RUBRICA - Web&Social

Vedersi e parlarsi a distanza

Negli ultimi giorni del febbraio 2020, poco prima che scattasse il primo lockdown, io e mia sorella comprammo uno smartphone a nostra madre, che fino ad allora aveva sempre usato un cellulare di quelli “fatti solo per telefonare”. Io glielo installai il più in fretta possibile e, in quello che sarebbe stato il nostro ultimo incontro dal vivo per molti mesi, le spiegai come usare WhatsApp per rispondere alle videochiamate di figlie e nipoti: un cambio di abitudini importante per un’ultraottantenne, che però le portò un po’ di sollievo in quei mesi di distanziamento e solitudine forzata.

In quest’ultimo anno i sistemi di videoconferenza ci hanno permesso di farci compagnia da lontano, ma anche di portare avanti la didattica a distanza, tenere riunioni e incontri di lavoro, organizzare coffee-break, aperitivi e cene con parenti e amici, partecipare a eventi online. Abbiamo sperimentato il cosiddetto “affaticamento da Zoom”: parlarsi attraverso uno schermo rende difficile interpretare i segnali non verbali e al tempo stesso ci fa sentire costantemente sotto l’occhio di una telecamera, magari preoccupati per i rumori che arrivano dal resto della casa o le possibili incursioni di bambini e animali domestici.

Le piattaforme di videoconferenza sono diventate fra i software più usati e hanno ampliato e migliorato funzioni e prestazioni. Scegliere quale usare dipende più dalle abitudini – nostre o delle persone con cui vogliamo parlare – che non dalle caratteristiche dell’uno o dell’altro sistema che, per le funzioni di base, non cambiano molto.

Ogni piattaforma generalmente richiede la registrazione di un proprio account: raccomando come sempre di scegliere password sicure e non usate altrove.
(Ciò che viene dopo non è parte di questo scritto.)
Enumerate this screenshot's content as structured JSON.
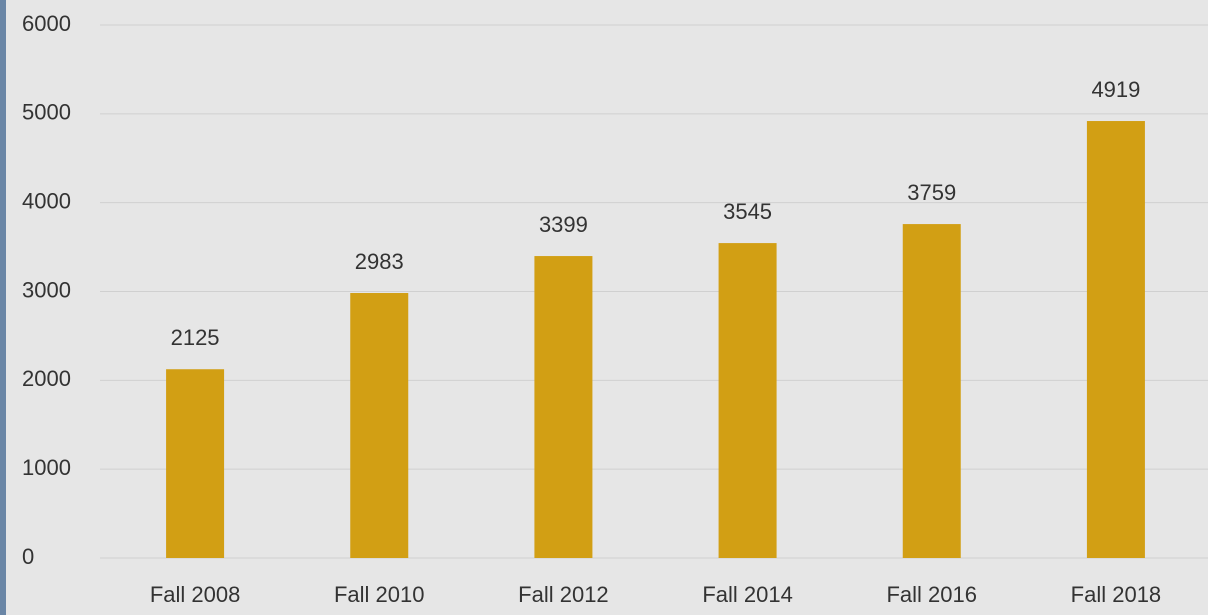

Sempre in tema di sicurezza, è bene ricordarsi di oscurare o spegnere la webcam quando non la stiamo usando, una protezione in più contro intrusioni indesiderate. Un ultimo consiglio: durante le videochiamate ricordiamoci ogni tanto di alzare lo sguardo verso la telecamera. In questo modo, la nostra immagine “guarderà negli occhi” chi sta dall’altra parte dello schermo e sarà come essere un po’ più vicini.

Le più usate  WhatsApp – Gratuita, dalla app su smartphone possiamo fare videochiamate di gruppo fino a 8 partecipanti; di recente anche la app per desktop (un programma a sé da scaricare e installare sul proprio computer, Windows o Mac, abilitandola poi dal proprio smartphone) ha aggiunto la funzione di videochiamata, limitata però a due partecipanti.
SkypeCon l’account gratuito e la app (disponibile per smartphone e desktop) si possono fare videochiamate di gruppo fino a 50 partecipanti.
Meet – Fa parte della galassia di applicazioni Google. Nella versione gratuita permette videochiamate di gruppo fino a 100 persone, durante le quali si può condividere il proprio schermo con gli altri. È la piattaforma usata per la didattica a distanza e funziona sia da smartphone che sul browser desktop.
Zoom e Teams – La prima è la regina delle piattaforme per uso professionale, è ottima per gestire corsi e webinar. Nella versione gratuita consente videochiamate a due di durata illimitata e videochiamate di gruppo fino a 40 persone. Un’alternativa molto usata in azienda è Teams di Microsoft.
Whereby.comMeno conosciuta delle precedenti, è l’unica a non obbligarci a registrare un utente. Funziona su browser Chrome e su smartphone; per invitare qualcuno (nella versione gratuita, fino a 4 persone) basta mandargli il link della nostra “stanza”.